An analogy I like to use when explaining pointer arithmetic — both how it works, and its limitations — is to think about street addresses.
Suppose there are a bunch of houses on same-sized lots on Elm Street, with all the lots, say, 50 feet wide. Suppose I want to know how far it is from #12 Elm Street to #46 Elm Street, and suppose I want to know this distance as a number of houses, not a distance in feet. Well, obviously, I can just subtract 12 from 46, and get an answer of 34 houses. (Actually, of course, it's a little more complicated than that, because there are probably houses on both sides of the street, but let's ignore that issue for now.)
And suppose over on 10th Avenue there are a bunch of industrial buildings on bigger lots, all 100 feet wide. I can still subtract street numbers, and I'll get distances in number of buildings (not feet).
And this is analogous to pointer subtraction in C, where you get differences that are scaled by the size of the pointed-to objects. You do not get answers as raw bytes (analogous to feet in the street address analogy).
But the other thing the street address analogy helps us understand is why we can't use pointer arithmetic to work with pointers into different arrays. Suppose I want to know how far it is from #12 Elm Street to #30 10th Avenue. Subtracting the addresses doesn't work! It's meaningless. You can't meaningfully subtract or compare addresses on different streets, just as you can't meaningfully subtract or compare pointers into different arrays.

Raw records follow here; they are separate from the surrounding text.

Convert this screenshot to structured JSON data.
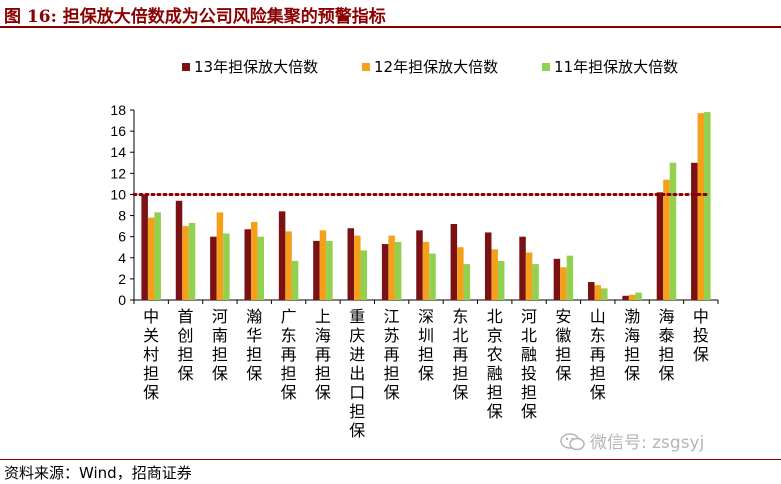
{
  "title": "图 16:  担保放大倍数成为公司风险集聚的预警指标",
  "source": "资料来源：Wind，招商证券",
  "watermark": "微信号: zsgsyj",
  "colors": {
    "brand": "#8b0000",
    "s13": "#7b1113",
    "s12": "#f5a01a",
    "s11": "#92d050",
    "ref_line": "#8b0000"
  },
  "chart_data": {
    "type": "bar",
    "categories": [
      "中关村担保",
      "首创担保",
      "河南担保",
      "瀚华担保",
      "广东再担保",
      "上海再担保",
      "重庆进出口担保",
      "江苏再担保",
      "深圳担保",
      "东北再担保",
      "北京农融担保",
      "河北融投担保",
      "安徽担保",
      "山东再担保",
      "渤海担保",
      "海泰担保",
      "中投保"
    ],
    "series": [
      {
        "name": "13年担保放大倍数",
        "values": [
          10.0,
          9.4,
          6.0,
          6.7,
          8.4,
          5.6,
          6.8,
          5.3,
          6.6,
          7.2,
          6.4,
          6.0,
          3.9,
          1.7,
          0.4,
          10.2,
          13.0
        ]
      },
      {
        "name": "12年担保放大倍数",
        "values": [
          7.8,
          7.0,
          8.3,
          7.4,
          6.5,
          6.6,
          6.1,
          6.1,
          5.5,
          5.0,
          4.8,
          4.5,
          3.1,
          1.4,
          0.5,
          11.4,
          17.7
        ]
      },
      {
        "name": "11年担保放大倍数",
        "values": [
          8.3,
          7.3,
          6.3,
          6.0,
          3.7,
          5.6,
          4.7,
          5.5,
          4.4,
          3.4,
          3.7,
          3.4,
          4.2,
          1.1,
          0.7,
          13.0,
          17.8
        ]
      }
    ],
    "reference_line": 10,
    "ylim": [
      0,
      18
    ],
    "yticks": [
      "0",
      "2",
      "4",
      "6",
      "8",
      "10",
      "12",
      "14",
      "16",
      "18"
    ],
    "legend_position": "top",
    "grid": false
  }
}
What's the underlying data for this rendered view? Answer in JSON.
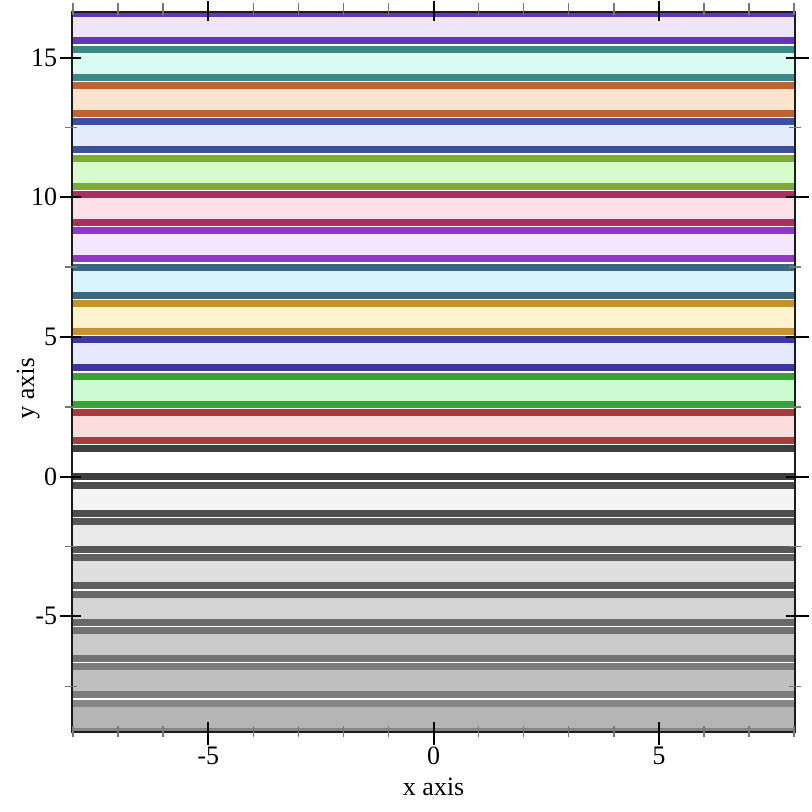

Pointers can often be thought of as just numbers that represents the memory address, like 0x0A31FCF20 (or 2736770848 in decimal), or 0xCAFEDEAD (sometimes systems use this to indicate an error, I don't remember the details.)
Pointer comparison is often used in sorting arrays of pointers. Sorted arrays of pointers are helpful when you need to check if a pointer is in a list of pointers; if the list is sorted, you don't have to look through every element of the list to figure out if the pointer is in that list. You need to use comparisons to sort a list.
Pointer arithmetic is often used when you have a pointer to a chunk of data, and you need to access something that is not at the beginning of the chunk of data. For example:
const char *string = "hello world!"
const char *substring = string+6;
std::cout << string << "\n";
std::cout << substring << std::endl;
This would output:
hello world!
world!
Here we got the string after the first 6 characters of "hello world!", or "world!". Keep in mind that you should use std::string where its available, instead, if possible. A concept very similar to pointer arithmetic is random access iterators.
Subtracting pointers can help you find the distance between those two pointers. If you have a pointer to the first element of an array, and a pointer to one element past the last element of the array, subtracting these two pointers helps you find the size of the array.
Another case where you might treat pointers as integers is in an optimized version of a linked list, called an XOR linked list. You can find more details about it here. I can expand on this if you'd like; let me know in the comments.
You can treat an address like an int in many ways. The only difference is that that int is representing the number of sizes in that address. For example, if int * p happens to have the value of, say, 234 (from some safe instruction of for example p = new int[12];), it represents the address 234. If we do p += 1;, it's just adding, in terms of int-size. Now p is (assuming 4-byte int for this example) 238, aka p[1]. In fact p[x] is equivalent to *(p+x). You can compare and such just like an int. In some contexts this is useful, for example in the given example p[0] now refers to what was p[1]. This avoids having to do something like p = &p[1] which dereferences unnecessarily.